Graphic Arts Center Publishing Company
- Company type: Private
- Industry: Publishing
- Founded: 1968
- Headquarters: Berkeley, California, USA
- Products: books, calendars
- Parent: Turner Publishing
- Website: https://www.westmarginpress.com/

= West Margin Press =

American book publishing company

West Margin Press is a book publishing company.

Using two additional imprints — Graphic Arts Books and Alaska Northwest Books — West Margin publishes books that focused on lifestyle and place.

==History==
Graphic Arts Center Publishing started in 1967 as a division of Graphic Arts Center, Inc., Oregon's largest printer. The publishing house was one of the pioneers in publishing large-format, full-color print books. These became known as "coffee table books." Their first book in this format was the popular Oregon, a book of photographs by Ray Atkeson, which became a series that includes Oregon 2 and Oregon III.

In the mid 1980s, Graphic Arts began to diversify from photographic books into subjects like children's fiction and non-fiction. In 1993, Graphic Arts acquired Alaska Northwest Books, the largest trade book publisher in the Alaskan market.

In 1998, Graphic Arts started its third imprint, WestWinds Press, to launch a series of Western titles and photography books.
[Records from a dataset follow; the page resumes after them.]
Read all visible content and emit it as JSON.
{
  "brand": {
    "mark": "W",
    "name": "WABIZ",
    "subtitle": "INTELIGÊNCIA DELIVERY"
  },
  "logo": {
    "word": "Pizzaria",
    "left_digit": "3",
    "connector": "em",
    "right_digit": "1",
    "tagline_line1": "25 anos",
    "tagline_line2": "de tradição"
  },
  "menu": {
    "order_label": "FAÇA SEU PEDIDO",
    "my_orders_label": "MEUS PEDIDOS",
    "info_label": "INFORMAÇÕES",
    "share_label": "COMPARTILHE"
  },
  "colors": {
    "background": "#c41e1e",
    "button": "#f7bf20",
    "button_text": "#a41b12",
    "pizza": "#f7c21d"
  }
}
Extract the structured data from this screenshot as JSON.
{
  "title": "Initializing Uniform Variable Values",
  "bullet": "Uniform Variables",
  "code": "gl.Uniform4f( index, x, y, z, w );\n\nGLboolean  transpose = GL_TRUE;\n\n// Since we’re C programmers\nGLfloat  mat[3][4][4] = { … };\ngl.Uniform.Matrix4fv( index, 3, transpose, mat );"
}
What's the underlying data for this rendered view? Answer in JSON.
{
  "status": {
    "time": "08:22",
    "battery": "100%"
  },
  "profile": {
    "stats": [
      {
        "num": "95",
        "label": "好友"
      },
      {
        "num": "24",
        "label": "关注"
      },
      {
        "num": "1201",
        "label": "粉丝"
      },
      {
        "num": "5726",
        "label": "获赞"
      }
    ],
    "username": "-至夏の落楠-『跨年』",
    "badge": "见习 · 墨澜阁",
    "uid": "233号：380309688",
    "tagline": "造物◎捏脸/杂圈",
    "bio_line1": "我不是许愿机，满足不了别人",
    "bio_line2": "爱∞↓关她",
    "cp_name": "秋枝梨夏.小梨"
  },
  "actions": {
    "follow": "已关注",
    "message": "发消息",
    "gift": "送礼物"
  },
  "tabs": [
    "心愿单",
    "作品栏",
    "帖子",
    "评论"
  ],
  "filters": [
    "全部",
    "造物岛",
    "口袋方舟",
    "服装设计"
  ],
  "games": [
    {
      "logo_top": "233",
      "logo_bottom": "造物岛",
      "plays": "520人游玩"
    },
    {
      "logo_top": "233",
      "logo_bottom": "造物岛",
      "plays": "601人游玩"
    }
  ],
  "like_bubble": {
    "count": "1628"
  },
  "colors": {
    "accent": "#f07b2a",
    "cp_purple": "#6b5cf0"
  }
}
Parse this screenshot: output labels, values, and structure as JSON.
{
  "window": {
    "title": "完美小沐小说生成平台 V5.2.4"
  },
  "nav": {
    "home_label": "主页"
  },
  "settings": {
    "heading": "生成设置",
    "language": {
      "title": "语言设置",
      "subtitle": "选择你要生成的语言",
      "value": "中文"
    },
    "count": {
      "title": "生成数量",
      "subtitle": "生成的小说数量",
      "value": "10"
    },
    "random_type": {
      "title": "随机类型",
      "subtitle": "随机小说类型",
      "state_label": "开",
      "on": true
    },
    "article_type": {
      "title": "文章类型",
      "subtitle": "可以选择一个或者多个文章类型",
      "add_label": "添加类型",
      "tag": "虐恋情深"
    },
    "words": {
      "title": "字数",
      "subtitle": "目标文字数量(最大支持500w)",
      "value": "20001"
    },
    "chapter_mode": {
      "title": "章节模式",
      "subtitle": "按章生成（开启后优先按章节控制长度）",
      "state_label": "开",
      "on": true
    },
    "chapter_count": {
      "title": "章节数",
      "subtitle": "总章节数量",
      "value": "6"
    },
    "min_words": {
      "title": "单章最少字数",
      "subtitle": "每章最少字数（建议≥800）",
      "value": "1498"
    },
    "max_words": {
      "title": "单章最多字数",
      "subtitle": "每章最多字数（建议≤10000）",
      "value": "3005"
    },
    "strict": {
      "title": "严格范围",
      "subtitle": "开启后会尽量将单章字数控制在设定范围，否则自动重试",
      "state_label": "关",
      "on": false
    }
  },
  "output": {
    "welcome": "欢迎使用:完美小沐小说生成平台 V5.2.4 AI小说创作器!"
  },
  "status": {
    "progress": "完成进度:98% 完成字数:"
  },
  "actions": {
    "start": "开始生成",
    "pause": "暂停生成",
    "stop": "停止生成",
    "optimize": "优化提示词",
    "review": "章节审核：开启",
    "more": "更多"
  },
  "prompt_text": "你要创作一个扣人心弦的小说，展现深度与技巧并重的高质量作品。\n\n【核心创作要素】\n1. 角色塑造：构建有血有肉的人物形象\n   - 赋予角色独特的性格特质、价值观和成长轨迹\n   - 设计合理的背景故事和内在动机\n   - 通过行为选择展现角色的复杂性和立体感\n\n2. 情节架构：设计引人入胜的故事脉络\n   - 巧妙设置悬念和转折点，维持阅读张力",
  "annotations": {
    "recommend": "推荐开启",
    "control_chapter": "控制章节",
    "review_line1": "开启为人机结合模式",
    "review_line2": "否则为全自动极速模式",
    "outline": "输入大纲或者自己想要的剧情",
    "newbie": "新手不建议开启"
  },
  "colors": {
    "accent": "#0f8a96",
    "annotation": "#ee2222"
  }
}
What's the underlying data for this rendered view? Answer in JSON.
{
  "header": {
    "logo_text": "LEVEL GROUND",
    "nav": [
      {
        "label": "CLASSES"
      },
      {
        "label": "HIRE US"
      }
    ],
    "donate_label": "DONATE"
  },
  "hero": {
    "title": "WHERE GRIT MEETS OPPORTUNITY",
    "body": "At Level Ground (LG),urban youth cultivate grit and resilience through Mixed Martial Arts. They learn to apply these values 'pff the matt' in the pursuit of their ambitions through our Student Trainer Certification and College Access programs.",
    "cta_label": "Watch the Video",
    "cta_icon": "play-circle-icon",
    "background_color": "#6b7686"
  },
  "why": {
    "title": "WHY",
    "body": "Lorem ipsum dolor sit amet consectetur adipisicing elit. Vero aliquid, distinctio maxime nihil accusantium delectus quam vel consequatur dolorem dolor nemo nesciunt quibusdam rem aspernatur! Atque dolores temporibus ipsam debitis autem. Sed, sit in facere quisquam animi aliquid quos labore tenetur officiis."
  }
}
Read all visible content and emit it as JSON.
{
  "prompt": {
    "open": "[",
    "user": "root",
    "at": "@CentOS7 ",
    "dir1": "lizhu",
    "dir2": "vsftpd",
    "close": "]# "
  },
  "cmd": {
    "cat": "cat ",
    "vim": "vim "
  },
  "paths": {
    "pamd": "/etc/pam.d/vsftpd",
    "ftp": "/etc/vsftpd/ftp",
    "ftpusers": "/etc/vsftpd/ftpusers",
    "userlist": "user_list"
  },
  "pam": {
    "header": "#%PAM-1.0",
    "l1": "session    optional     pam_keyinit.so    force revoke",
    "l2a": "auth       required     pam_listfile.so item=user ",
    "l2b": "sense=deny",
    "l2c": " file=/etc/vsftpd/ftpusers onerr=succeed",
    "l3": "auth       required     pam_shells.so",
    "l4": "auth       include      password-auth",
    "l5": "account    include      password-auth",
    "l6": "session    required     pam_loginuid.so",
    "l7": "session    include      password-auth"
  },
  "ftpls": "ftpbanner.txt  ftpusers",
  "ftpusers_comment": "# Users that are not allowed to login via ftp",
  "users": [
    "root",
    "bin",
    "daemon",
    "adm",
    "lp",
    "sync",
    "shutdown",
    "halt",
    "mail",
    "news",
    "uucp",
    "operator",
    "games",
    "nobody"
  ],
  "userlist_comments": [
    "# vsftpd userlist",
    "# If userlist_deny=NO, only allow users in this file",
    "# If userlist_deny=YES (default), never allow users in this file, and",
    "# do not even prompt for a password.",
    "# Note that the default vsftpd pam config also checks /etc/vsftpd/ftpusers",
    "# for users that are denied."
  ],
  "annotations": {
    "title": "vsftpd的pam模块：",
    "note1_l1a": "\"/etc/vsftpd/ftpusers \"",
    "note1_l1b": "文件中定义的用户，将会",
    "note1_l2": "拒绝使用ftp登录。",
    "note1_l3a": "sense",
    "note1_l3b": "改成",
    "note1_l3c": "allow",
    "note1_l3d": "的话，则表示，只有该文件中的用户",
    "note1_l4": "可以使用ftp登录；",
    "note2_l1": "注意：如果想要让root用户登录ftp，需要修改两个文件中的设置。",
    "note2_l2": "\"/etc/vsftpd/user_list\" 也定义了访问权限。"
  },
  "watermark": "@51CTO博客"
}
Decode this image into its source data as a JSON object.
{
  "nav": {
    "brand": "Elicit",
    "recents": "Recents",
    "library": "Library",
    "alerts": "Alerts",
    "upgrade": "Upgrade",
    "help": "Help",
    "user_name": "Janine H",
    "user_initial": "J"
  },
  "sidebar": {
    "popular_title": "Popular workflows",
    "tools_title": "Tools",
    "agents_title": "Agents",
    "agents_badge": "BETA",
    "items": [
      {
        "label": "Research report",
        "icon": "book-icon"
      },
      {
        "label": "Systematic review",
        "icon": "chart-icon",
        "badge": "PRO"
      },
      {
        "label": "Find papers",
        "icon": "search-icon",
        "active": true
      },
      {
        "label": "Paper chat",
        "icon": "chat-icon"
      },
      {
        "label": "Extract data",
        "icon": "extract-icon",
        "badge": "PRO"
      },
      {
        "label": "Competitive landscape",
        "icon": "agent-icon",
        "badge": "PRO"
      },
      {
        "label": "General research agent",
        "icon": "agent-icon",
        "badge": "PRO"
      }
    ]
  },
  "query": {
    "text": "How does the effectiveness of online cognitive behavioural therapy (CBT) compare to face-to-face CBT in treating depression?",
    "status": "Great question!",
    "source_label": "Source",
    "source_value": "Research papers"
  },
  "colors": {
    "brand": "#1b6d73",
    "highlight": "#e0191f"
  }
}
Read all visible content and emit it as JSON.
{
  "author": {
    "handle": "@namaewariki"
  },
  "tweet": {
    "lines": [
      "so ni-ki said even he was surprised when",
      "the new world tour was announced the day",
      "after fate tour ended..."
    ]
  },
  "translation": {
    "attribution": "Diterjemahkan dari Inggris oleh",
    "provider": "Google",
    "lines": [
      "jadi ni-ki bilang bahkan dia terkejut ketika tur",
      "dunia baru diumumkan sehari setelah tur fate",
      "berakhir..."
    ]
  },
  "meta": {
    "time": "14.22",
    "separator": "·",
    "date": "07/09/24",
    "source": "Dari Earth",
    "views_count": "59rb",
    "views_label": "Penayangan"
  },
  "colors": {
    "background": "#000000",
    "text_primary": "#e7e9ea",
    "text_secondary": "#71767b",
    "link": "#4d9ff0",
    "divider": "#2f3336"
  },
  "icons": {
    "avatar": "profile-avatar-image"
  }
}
Graphic Arts Center was one of the Northwest's largest book publishers, publishing about 40 books annually and selling over 500 titles to the U.S., Canada, United Kingdom, and Europe.

In April 2006, the company filed for Chapter 11 bankruptcy. In October 2006, Ingram Content Group invested in Graphic Arts as part of a bankruptcy reorganization plan. In January 2007, Graphic Arts Center Publishing Company emerged from bankruptcy. The company again filed for bankruptcy in order to liquidate in November 2009. Ingram became the owner of Graphic Arts.

In 2012, Graphic Arts acquired Pruett Publishing. In 2014, Graphic Arts acquired Companion Press. In 2019, Graphic Arts was renamed West Margin Press, with Graphic Arts remaining as an imprint and the WestWinds Press replaced by West Margin. Turner Publishing acquired West Margin from Ingram in 2022.